As ophthalmologists do not regularly visit nursing homes and transport and lack of support were the main barriers to accessing healthcare providers [15], novel models of healthcare provision need to be thought of for this hard-to-reach population. These could include but should not be limited to eye screenings by trained medical personnel or nurses, training of nursing home staff in detecting and managing visual impairment, and a better adjustment of nursing homes as such to cater to a visually impaired population. Additionally, access to cataract surgery and refractive corrections (i.e., glasses or other visual aids) should be facilitated as these are very cost-effective options to easily reduce visual impairment.

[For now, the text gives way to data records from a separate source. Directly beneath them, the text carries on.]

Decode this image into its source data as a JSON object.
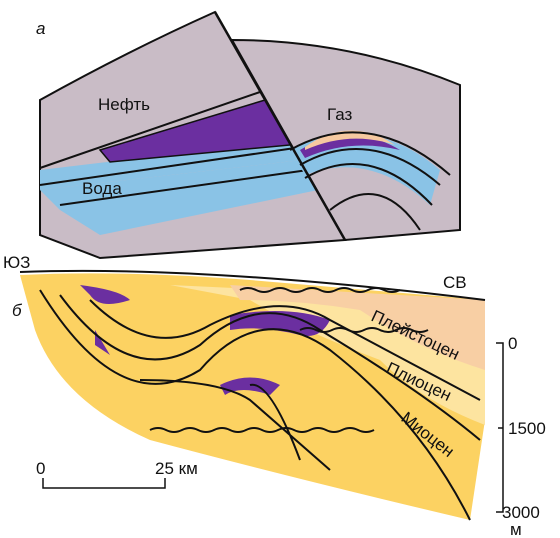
{
  "panel_a": {
    "label": "а",
    "labels": {
      "oil": "Нефть",
      "gas": "Газ",
      "water": "Вода"
    }
  },
  "panel_b": {
    "label": "б",
    "directions": [
      "ЮЗ",
      "СВ"
    ],
    "layers": [
      "Плейстоцен",
      "Плиоцен",
      "Миоцен"
    ],
    "scale_bar": {
      "start": "0",
      "end": "25 км"
    },
    "depth_scale": {
      "ticks": [
        "0",
        "1500",
        "3000"
      ],
      "unit": "м"
    }
  }
}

Our finding that AMD is the leading disease associated with moderate or severe visual impairment in the elderly is consistent with epidemiological data from other reports from high-income countries [2, 5, 21, 23, 24]. In the Baltimore nursing home study, AMD causing legal blindness (defined as a BCVA of equal to or less than Snellen 20/200 in the U.S.) was observed in 20% of the Caucasian participants [3]. In the Blue Mountains Eye study, late AMD was the cause of blindness (defined as a BCVA of equal to or less than Snellen 20/200 in Australia) affecting one or both eyes of 12% of residents [4]. With 44%, the VIP institutional cohort also found AMD to be the leading cause of moderate or severe visual impairment [2]. The Rotterdam Eye study also reported AMD to be the main cause of blindness in people aged 75 years and older [21]. Consistent with these published data, we found late stage AMD to cause 40.0% of blindness in our cohort.

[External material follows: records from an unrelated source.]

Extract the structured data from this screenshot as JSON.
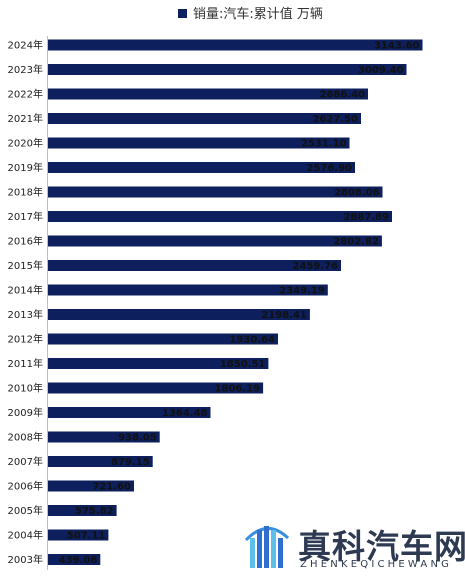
{
  "chart_data": {
    "type": "bar",
    "orientation": "horizontal",
    "series": [
      {
        "name": "销量:汽车:累计值 万辆",
        "color": "#0d1f5c",
        "values": [
          3143.6,
          3009.4,
          2686.4,
          2627.5,
          2531.1,
          2576.9,
          2808.06,
          2887.89,
          2802.82,
          2459.76,
          2349.19,
          2198.41,
          1930.64,
          1850.51,
          1806.19,
          1364.48,
          938.05,
          879.15,
          721.6,
          575.82,
          507.11,
          439.08
        ]
      }
    ],
    "categories": [
      "2024年",
      "2023年",
      "2022年",
      "2021年",
      "2020年",
      "2019年",
      "2018年",
      "2017年",
      "2016年",
      "2015年",
      "2014年",
      "2013年",
      "2012年",
      "2011年",
      "2010年",
      "2009年",
      "2008年",
      "2007年",
      "2006年",
      "2005年",
      "2004年",
      "2003年"
    ],
    "value_labels": [
      "3143.60",
      "3009.40",
      "2686.40",
      "2627.50",
      "2531.10",
      "2576.90",
      "2808.06",
      "2887.89",
      "2802.82",
      "2459.76",
      "2349.19",
      "2198.41",
      "1930.64",
      "1850.51",
      "1806.19",
      "1364.48",
      "938.05",
      "879.15",
      "721.60",
      "575.82",
      "507.11",
      "439.08"
    ],
    "legend": "top-center",
    "grid": false,
    "xlim": [
      0,
      3400
    ]
  },
  "watermark": {
    "brand_cn": "真科汽车网",
    "brand_en": "ZHENKEQICHEWANG",
    "colors": [
      "#2f6fd0",
      "#5cc0ea",
      "#2d3a52"
    ]
  }
}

The strengths of our study include its large sample size with data from 32 different nursing homes, thus providing a broad and supraregional overview of visual impairment and blindness in institutionalized elderly in Germany. In this study, however, we likely underestimated the proportion of moderate or severe visual impairment and blindness as visual acuity was not performed in the very frail participants. Furthermore, a double-positive selection bias is likely, since healthier and more active nursing home residents as well as more motivated and caring nursing homes more likely agreed to participate in this study. As such, we did not assess a representative sample of nursing homes or their residents in this study and results need to be interpreted keeping this in mind. In addition, we are unable to report anything about persons refusing to participate as no data could be collected, thus no statements on how general or eye health or present visual impairment might have impacted the decision to participate are possible. Considering available data, the mean age (83 years) of the participants in our study is similar to the mean age in nursing homes in Germany (82 years), indicating that our sample might be comparable in its age distribution to the overall nursing home population in Germany [25]. Further study limitations are that our analysis of visual impairment was based on visual acuity alone, as visual field was not assessed. Due to the study’s cross-sectional design, we were unable to determine causal relationships. Accurate subjective assessment of visual acuity was challenging in this vulnerable population due to dementia and other diseases restricting cognitive function and communication. Similar experiences with difficult examination conditions were also described in other studies [2,3,4].

In conclusion, we found a high proportion of blindness and moderate to severe visual impairment amongst nursing home residents in Germany. Blindness and visual impairment increased with age, reduced mobility and increased need for assistance with activities of daily living, likely due to reduced access to ophthalmological care. These factors should be considered when planning a more tailored eye healthcare provision for these hard-to-reach populations in need in the future.